According to Dr. Andrew Weil, intrusive thoughts are involuntary impulses or ideas caused by anxiety and are a common symptom in individuals with obsessive-compulsive disorder, also referred to as OCD. Individuals with OCD experience intrusive, unpleasant thoughts that typically revolve around danger, illness and violence and often leave the sufferer in a sense of despair. Intrusive thoughts are sometimes referred to as obsessions.
The Mayo Clinic explains that intrusive thoughts and obsessions often contain themes of aggressive behavior, harming oneself or others, shouting obscenities and acting inappropriately. In order to minimize the anxiety created by unwanted thoughts, sufferers often perform rituals that include counting, checking repeatedly, washing and cleaning and asking for reassurance from others.

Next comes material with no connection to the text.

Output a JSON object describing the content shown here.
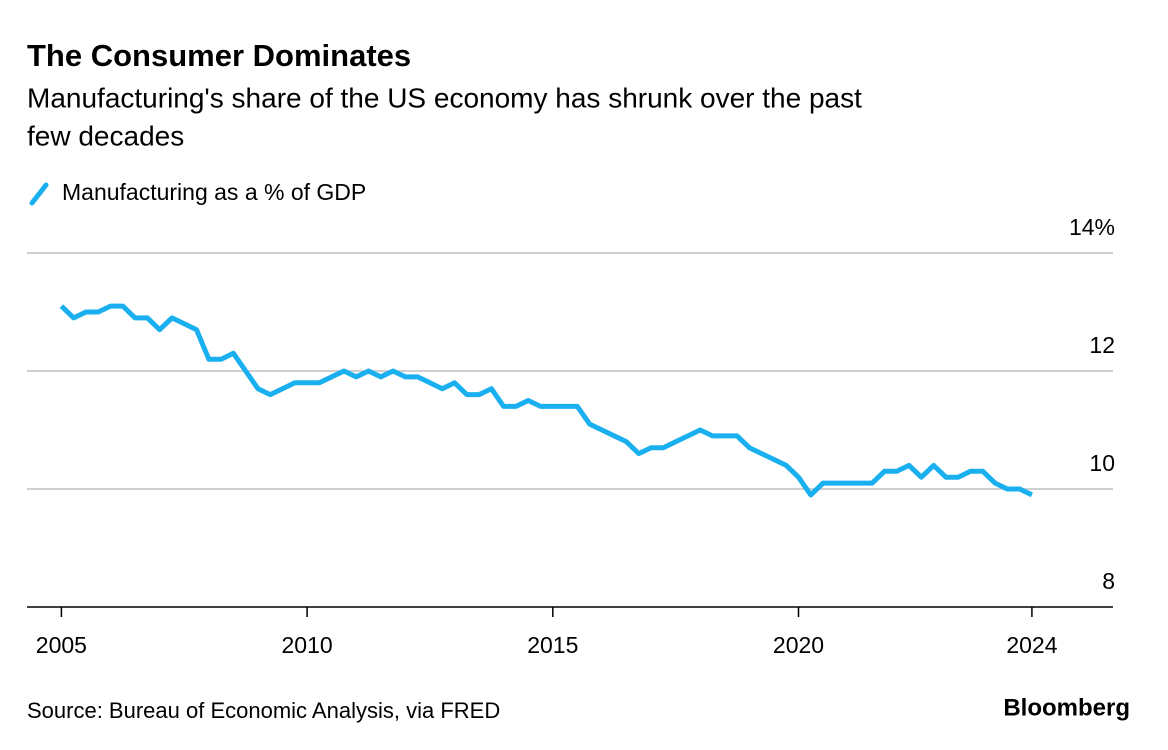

OCD-UK explains that intrusive thoughts can have extreme power over anxious individuals. Individuals without anxiety or OCD can easily brush off intrusive thoughts, but sufferers can quickly become caught in a repetitive and distressing cycle of imagining the worst and performing compulsive behaviors until the anxiety surrounding the intrusive thought has dissipated. Individuals with OCD are aware that their intrusive thoughts are irrational, but their anxiety drives them to obsess continually. OCD sufferers tend to have an inflated sense of responsibility when it comes to the safety of others and perceive their intrusive thoughts as a true threat, regardless of their own awareness of the irrationality of their intrusive thoughts and ideas.